那顿散伙饭是沈栖和他班上的同学一起吃的,顾砚接到电话赶去接人的时候,沈栖已经喝多了,拽着以前寝室里同他不太对付的某个男生叫爸爸。
他眼睛很红,眼睫上沾着几滴眼泪,看起来狼狈又无辜。那被拉着的男生满脸尴尬,见着顾砚就像见着了救星。
“我的妈,顾砚你可算来了,这都闹了半个多小时了,我可不想全酒店都知道我喜当爹好吧!”
男生和沈栖的龃龉不算大,眼看着就要毕业,以后也不知道还有没有见面的机会,那点小矛盾就轻易的烟消云散了。
顾砚和人道了歉又道了谢,架着沈栖的胳膊想把他扶起来,但沈栖却坐在椅子上不肯动,然后睁着一双泪眼扑进顾砚怀里,往日有些清冷的嗓音因为沾了酒气变得有些软又有些哑。
顾砚搂着他的后背,把他当小孩子哄:“乖一点,我们回家。”
沈栖却突然哭了起来,哭得那么大声那么惨烈,把在场还没有走的同学都吓了一跳,纷纷跑过来关心。
沈栖却越哭越大声,整个人都变得湿漉漉的,被咸湿的泪水给浸透了。
顾砚急得手足无措,一遍遍劝他哄他问他发生了什么事,但沈栖就是不说,只顾着哭,直到哭累了才在顾砚怀里闭眼睡着了。
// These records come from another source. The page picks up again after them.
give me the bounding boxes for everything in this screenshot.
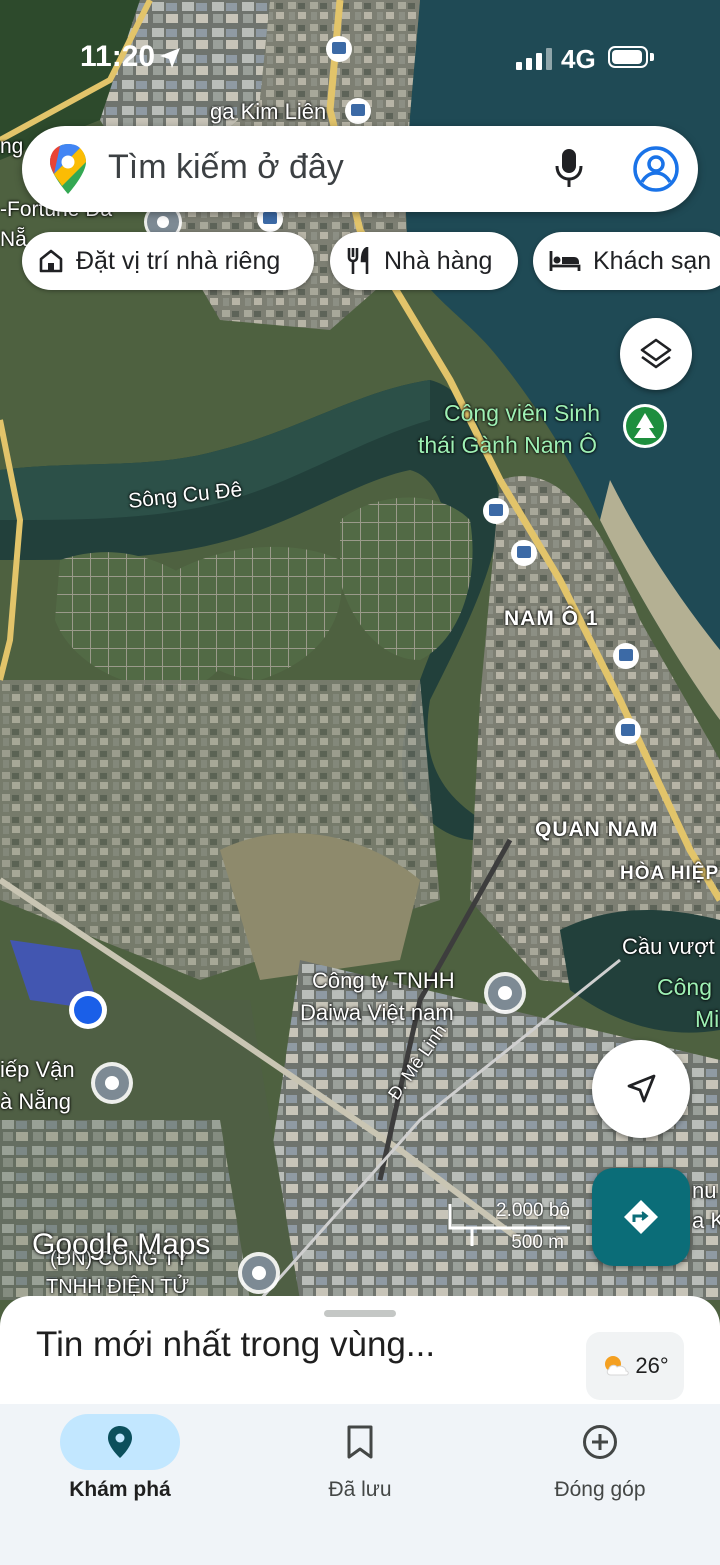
chip-hotels[interactable]: Khách sạn bbox=[533, 232, 720, 290]
sheet-drag-handle[interactable] bbox=[324, 1310, 396, 1317]
user-location-dot bbox=[69, 991, 107, 1029]
weather-chip[interactable]: 26° bbox=[586, 1332, 684, 1400]
map-label-nam-o: NAM Ô 1 bbox=[504, 607, 599, 630]
status-time: 11:20 bbox=[80, 40, 156, 73]
nav-saved-pill bbox=[300, 1414, 420, 1470]
nav-contribute[interactable]: Đóng góp bbox=[480, 1404, 720, 1524]
directions-icon bbox=[624, 1200, 658, 1234]
chip-restaurants[interactable]: Nhà hàng bbox=[330, 232, 518, 290]
nav-explore-label: Khám phá bbox=[69, 1478, 171, 1501]
bus-stop-icon[interactable] bbox=[615, 718, 641, 744]
scale-metric: 500 m bbox=[511, 1232, 564, 1253]
nav-saved[interactable]: Đã lưu bbox=[240, 1404, 480, 1524]
add-circle-icon bbox=[583, 1425, 617, 1459]
microphone-icon[interactable] bbox=[554, 148, 584, 188]
bottom-sheet[interactable]: Tin mới nhất trong vùng... 26° bbox=[0, 1296, 720, 1406]
nav-contribute-label: Đóng góp bbox=[554, 1478, 646, 1501]
chip-hotels-label: Khách sạn bbox=[593, 246, 712, 275]
place-pin-icon[interactable] bbox=[238, 1252, 280, 1294]
map-label-da-nang[interactable]: à Nẵng bbox=[0, 1089, 71, 1115]
restaurant-icon bbox=[347, 247, 369, 274]
nav-explore-pill bbox=[60, 1414, 180, 1470]
place-pin-icon[interactable] bbox=[484, 972, 526, 1014]
park-pin-icon[interactable] bbox=[623, 404, 667, 448]
bottom-navigation: Khám phá Đã lưu Đóng góp bbox=[0, 1404, 720, 1565]
account-icon[interactable] bbox=[632, 145, 680, 193]
place-pin-icon[interactable] bbox=[91, 1062, 133, 1104]
bus-stop-icon[interactable] bbox=[511, 540, 537, 566]
sheet-title: Tin mới nhất trong vùng... bbox=[36, 1325, 436, 1364]
google-maps-wordmark: Google Maps bbox=[32, 1228, 211, 1261]
bus-stop-icon[interactable] bbox=[483, 498, 509, 524]
search-input[interactable]: Tìm kiếm ở đây bbox=[108, 148, 344, 187]
map-label-hoa-hiep: HÒA HIỆP bbox=[620, 863, 720, 884]
directions-button[interactable] bbox=[592, 1168, 690, 1266]
chip-set-home-label: Đặt vị trí nhà riêng bbox=[76, 246, 281, 275]
map-label-tiep-van[interactable]: iếp Vận bbox=[0, 1057, 75, 1083]
navigation-arrow-icon bbox=[627, 1074, 656, 1103]
category-chips: Đặt vị trí nhà riêng Nhà hàng Khách sạn bbox=[22, 232, 720, 292]
nav-contribute-pill bbox=[540, 1414, 660, 1470]
bus-stop-icon[interactable] bbox=[613, 643, 639, 669]
chip-restaurants-label: Nhà hàng bbox=[384, 246, 493, 275]
map-label-quan-nam: QUAN NAM bbox=[535, 818, 659, 841]
map-label-mi-right: Mi bbox=[695, 1006, 720, 1032]
battery-icon bbox=[608, 46, 648, 68]
scale-imperial: 2.000 bộ bbox=[496, 1200, 570, 1221]
battery-tip bbox=[650, 53, 654, 61]
location-arrow-icon bbox=[160, 48, 180, 68]
map-scale: 2.000 bộ 500 m bbox=[448, 1200, 578, 1260]
weather-temperature: 26° bbox=[635, 1353, 669, 1378]
map-label-park[interactable]: Công viên Sinh bbox=[444, 400, 600, 427]
map-label-nhu-right-2: a K bbox=[692, 1208, 720, 1233]
layers-button[interactable] bbox=[620, 318, 692, 390]
map-label-cau-vuot: Cầu vượt bbox=[622, 934, 715, 959]
layers-icon bbox=[640, 338, 672, 369]
status-bar: 11:20 4G bbox=[0, 0, 720, 115]
nav-saved-label: Đã lưu bbox=[328, 1478, 392, 1501]
location-pin-icon bbox=[108, 1426, 132, 1458]
map-label-ng: ng bbox=[0, 135, 24, 158]
home-icon bbox=[39, 249, 63, 273]
network-type: 4G bbox=[561, 44, 596, 74]
my-location-button[interactable] bbox=[592, 1040, 690, 1138]
search-bar[interactable]: Tìm kiếm ở đây bbox=[22, 126, 698, 212]
hotel-bed-icon bbox=[549, 251, 581, 271]
map-label-daiwa-2[interactable]: Daiwa Việt nam bbox=[300, 1000, 454, 1026]
bookmark-icon bbox=[347, 1425, 373, 1459]
map-label-nhu-right: nu C bbox=[692, 1178, 720, 1203]
google-maps-pin-icon bbox=[50, 144, 86, 194]
map-label-park-2[interactable]: thái Gành Nam Ô bbox=[418, 432, 597, 459]
map-label-daiwa[interactable]: Công ty TNHH bbox=[312, 968, 455, 994]
partly-cloudy-icon bbox=[605, 1356, 630, 1376]
cell-signal-icon bbox=[516, 48, 552, 70]
map-label-cong-right: Công bbox=[657, 974, 712, 1000]
nav-explore[interactable]: Khám phá bbox=[0, 1404, 240, 1524]
chip-set-home[interactable]: Đặt vị trí nhà riêng bbox=[22, 232, 314, 290]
回去之后沈栖醒了,顾砚想给他擦身让他好睡点,结果沈栖却要拉着他做。
那天晚上的沈栖格外的不一样,主动做了各种姿势,说尽了平时羞于出口的荤话,就像是要把自己整个献祭给他。
现在会想起来,沈栖那时候大概就是在琢磨怎么和他分手吧。毕业季分手季,是个说分手的好时机。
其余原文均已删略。